Watching Joe Russo work a drum kit is theatre in motion, a story unfolding in sweat and limbs, the emotions and ideas of a piece playing across this generational standout’s face. When you add your ears to the mix he brings you bodily into the tale, a reminder in our bones of rhythm’s role as storytelling’s pacesetter. A bicentennial baby – he snuck into this world at the tail end of 1976 – Russo is a true blue American musician with a wide open perspective on the role of percussion in an almost ridiculous array of settings, the melting pot ideal in beat-making form.
He’s as adept at the avant-bounce of his longtime duo collaboration with keyboard ninja Marco Benevento (where the daring pair marries classic 60s jazz keyboard-drum dynamics to WHATEVER the fuck falls into their imaginations) as he is as the revitalizing drum force in Grateful Dead torch keepers Furthur. And between these two poles one can find Russo exploring modern electronic grooves in Shpongle as well as past stints with projects as diverse as the Gene Ween Band, American Babies and Younger Brother. If there is one defining thread to these divergent outlets its Russo’s unerring ability to find THE right pulse for the specific moment.

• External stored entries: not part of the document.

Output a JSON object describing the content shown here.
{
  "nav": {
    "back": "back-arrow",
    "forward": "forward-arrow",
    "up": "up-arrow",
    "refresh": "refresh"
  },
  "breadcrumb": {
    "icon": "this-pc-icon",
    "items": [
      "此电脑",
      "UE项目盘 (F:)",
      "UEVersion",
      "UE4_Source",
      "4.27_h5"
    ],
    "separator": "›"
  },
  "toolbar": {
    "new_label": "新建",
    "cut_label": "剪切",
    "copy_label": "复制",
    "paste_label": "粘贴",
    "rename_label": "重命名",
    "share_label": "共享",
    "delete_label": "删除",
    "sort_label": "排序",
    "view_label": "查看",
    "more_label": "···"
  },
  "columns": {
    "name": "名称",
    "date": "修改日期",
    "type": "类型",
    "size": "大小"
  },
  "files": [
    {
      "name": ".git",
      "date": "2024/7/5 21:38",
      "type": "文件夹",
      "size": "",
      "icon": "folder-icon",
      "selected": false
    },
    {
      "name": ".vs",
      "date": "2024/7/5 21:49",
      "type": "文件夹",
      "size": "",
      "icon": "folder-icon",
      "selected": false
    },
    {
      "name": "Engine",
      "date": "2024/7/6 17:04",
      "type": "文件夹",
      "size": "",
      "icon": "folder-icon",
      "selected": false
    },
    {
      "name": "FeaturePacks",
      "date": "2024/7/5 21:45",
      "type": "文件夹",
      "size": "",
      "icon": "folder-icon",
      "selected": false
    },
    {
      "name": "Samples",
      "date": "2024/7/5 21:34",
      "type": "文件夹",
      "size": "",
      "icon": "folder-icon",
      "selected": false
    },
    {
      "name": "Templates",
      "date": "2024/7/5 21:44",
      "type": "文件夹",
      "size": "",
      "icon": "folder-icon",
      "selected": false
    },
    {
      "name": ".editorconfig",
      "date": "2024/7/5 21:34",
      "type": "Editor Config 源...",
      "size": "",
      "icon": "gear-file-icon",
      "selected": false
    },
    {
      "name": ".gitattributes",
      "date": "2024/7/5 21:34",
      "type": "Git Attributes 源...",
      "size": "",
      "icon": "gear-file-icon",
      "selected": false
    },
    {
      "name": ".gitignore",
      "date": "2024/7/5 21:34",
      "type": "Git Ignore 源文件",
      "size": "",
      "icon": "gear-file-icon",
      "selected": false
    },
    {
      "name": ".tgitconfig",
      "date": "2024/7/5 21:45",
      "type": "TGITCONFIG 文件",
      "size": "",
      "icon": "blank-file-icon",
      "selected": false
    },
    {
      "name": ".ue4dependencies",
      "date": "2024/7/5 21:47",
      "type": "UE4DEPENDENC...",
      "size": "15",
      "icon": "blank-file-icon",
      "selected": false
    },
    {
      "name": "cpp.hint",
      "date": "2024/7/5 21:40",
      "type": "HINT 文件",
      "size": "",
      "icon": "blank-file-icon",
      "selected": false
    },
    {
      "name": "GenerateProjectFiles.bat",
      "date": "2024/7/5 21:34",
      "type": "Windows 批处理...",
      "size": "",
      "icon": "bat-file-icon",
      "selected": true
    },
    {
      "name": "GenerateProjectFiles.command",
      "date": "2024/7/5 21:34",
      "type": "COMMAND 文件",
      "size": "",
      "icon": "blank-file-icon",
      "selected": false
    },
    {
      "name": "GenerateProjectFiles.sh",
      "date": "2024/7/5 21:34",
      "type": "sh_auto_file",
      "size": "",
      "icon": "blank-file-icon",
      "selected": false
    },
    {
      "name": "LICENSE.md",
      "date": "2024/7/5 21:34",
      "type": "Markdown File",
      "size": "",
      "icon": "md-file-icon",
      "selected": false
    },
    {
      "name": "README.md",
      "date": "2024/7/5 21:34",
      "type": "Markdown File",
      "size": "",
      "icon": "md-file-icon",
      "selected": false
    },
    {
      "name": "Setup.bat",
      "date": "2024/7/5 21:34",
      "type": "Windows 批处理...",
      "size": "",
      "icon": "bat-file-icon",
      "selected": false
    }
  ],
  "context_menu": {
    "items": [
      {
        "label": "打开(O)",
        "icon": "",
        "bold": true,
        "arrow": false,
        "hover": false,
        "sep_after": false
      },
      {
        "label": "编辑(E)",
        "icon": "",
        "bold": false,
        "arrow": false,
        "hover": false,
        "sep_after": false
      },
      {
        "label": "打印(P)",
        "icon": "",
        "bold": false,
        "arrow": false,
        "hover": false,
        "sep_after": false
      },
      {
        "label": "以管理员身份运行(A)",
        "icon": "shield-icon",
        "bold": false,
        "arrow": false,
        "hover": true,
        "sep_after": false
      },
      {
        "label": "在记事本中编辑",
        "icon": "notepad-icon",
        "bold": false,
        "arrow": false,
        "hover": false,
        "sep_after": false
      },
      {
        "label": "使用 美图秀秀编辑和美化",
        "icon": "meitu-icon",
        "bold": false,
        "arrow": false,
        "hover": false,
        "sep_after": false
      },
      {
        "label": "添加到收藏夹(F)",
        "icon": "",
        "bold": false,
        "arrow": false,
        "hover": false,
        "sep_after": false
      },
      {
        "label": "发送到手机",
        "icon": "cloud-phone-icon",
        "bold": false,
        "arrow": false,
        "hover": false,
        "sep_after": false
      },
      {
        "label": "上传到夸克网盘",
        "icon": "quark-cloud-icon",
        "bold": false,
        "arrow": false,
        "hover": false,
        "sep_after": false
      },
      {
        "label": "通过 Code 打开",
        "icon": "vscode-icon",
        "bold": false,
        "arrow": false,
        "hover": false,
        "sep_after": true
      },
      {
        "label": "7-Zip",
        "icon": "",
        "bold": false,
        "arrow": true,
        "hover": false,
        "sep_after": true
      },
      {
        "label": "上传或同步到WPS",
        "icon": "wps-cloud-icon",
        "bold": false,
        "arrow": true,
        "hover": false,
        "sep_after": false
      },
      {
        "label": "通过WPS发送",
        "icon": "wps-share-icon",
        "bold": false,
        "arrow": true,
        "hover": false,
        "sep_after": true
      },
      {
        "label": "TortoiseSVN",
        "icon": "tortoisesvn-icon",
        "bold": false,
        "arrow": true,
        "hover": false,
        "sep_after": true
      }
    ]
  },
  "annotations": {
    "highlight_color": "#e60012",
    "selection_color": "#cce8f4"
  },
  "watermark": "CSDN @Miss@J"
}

His feel and range are somewhat ludicrous, yet he never comes off as some drum clinic guru. His undisguised delight at finding the mythical “pocket,” even in downright perverse music, always carries over, the technique and endless hours of study and practice invisible when he’s onstage or immersed in studio exploration. This knack for being completely present for the song at hand is one of Russo’s gifts which spills over onto his collaborators. If he’s behind the drums it’s a good bet that everyone else playing with him will be a bit more dialed in, even if only to what Russo is laying down, and the results will be richer, more interesting and more unpredictable (in the finest sense) than they would be without him.